Monday, December 01, 2014

Inter Arma: The Cavern (2014)

There And Back Again

Review by joanismylover, the third metal attorney.

I thoroughly enjoyed Inter Arma's 2013 release, and although FMA did not agree, I was not alone in that enjoyment.* Sky Burial was a thunderous piece of heavy music that while sludge-tinged, defied certain scene aesthetics and easy categorization. The heft was undeniable, and in all the right places. The Cavern follows somewhat quickly on that release. So why so quickly?** Still further, why make a one song album? Why make one song 45 minutes long? Why not break it up into six to nine songs, up to eight minutes long each? There are probably a lot of reasons to make a one 45 minute long song album - publicity, a bet, an internal challenge to push songwriting boundaries. But is there a cohesiveness, a theme that would justify the 45 minutes? These were my thoughts heading into this review of Inter Arma's The Cavern.

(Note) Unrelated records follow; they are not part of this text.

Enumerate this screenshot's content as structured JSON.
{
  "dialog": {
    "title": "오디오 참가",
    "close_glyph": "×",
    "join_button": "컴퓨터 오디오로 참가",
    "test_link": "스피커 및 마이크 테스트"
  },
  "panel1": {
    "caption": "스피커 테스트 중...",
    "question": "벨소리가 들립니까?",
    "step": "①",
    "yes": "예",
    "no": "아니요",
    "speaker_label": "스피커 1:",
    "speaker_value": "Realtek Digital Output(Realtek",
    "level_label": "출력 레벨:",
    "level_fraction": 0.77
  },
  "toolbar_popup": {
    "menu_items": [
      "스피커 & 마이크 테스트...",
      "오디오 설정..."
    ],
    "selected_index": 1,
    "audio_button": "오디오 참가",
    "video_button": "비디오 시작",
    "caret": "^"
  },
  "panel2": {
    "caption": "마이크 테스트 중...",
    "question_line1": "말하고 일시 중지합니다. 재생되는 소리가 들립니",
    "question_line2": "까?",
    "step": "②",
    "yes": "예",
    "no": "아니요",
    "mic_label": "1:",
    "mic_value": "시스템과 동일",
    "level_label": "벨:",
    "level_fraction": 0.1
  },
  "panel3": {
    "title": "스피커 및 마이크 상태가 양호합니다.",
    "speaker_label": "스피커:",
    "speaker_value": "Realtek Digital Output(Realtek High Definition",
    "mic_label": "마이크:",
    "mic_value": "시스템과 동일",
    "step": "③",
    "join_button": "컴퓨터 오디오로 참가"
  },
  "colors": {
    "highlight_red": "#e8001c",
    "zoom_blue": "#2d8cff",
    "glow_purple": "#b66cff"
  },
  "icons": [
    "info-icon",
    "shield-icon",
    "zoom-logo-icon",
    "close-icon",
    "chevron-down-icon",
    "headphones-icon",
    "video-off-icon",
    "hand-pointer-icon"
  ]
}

Musically, Inter Arma pick up right where they left off. Combining softer acoustic and string passages with monolithic riffs the size of loosed Arctic glaciers, the song/album/"EP"(?) is instantly familiar as distinctly "Inter Arma". This alone wins the band points. We know who we are listening to, and the music uplifts and pounds in proportional measure - almost always in the correct portion. Let's be clear here: the riffs once again win the heavy weight riff lifting contest, hands down. The vocals fit, and do not detract from, the music, which is the general requirement here in metal-land. Mike Paparo's vocals is kind of a sing growl - it's not exactly melodic but it's not indiscernable cookie monsters either.*** Heck, at the 28 minute mark he sings and its graceful, longing, and a perfect segue to another hard/classic rock solo that drifts over the sludge. It's pretty fantastic.

"Pretty fantastic", in fact, is a pretty good assessment of this 45 minute "EP"(?)^. The introduction fits and starts, slowly introducing us to the journey, at the two and half minute mark, hitting with the riffs, but Inter Arma lull then listener back from the edge of this Cavern we are about to enter, such that when we enter and travel another seven minutes of music, there is no discordance when the riffs and heft return. It feels like the first obstacle, the first real trouble after passing from the light above into the darkness, among the stalagmites. Breaking this first 2-12 minutes into several songs would be unnecessary, and would interrupt the journey. There's more "trouble" on the way, of course, but the band have woven the passages so seamlessly that by the final almost frantic final ten minutes rolls along you don't even notice that you are now 37 minutes into this thing. And the payoff is not solely at the end, its throughout The Cavern, but to me it would not be Inter Arma if there wasn't something that feels like hope or triumph in the final ten minutes of The Cavern but its interspersed with more harrowing passages. This triumph of a record is one I keep coming back to and one that puts Inter Arma firmly on the map of the metal bands moving the genre into the 21st century and beyond.^^

4.5 out of 5



* I have no source for this other than my recollection and general impressions. This is not a court of law, so for once what I say is admissible.
**Perhaps heeding my Iron Dogs advice?
***Was going to call him the "singer" but the band are good enough to merit a name instead.
^It is extended, that is true.
^^It took me 45 minutes - one Inter Arma song - to write this review.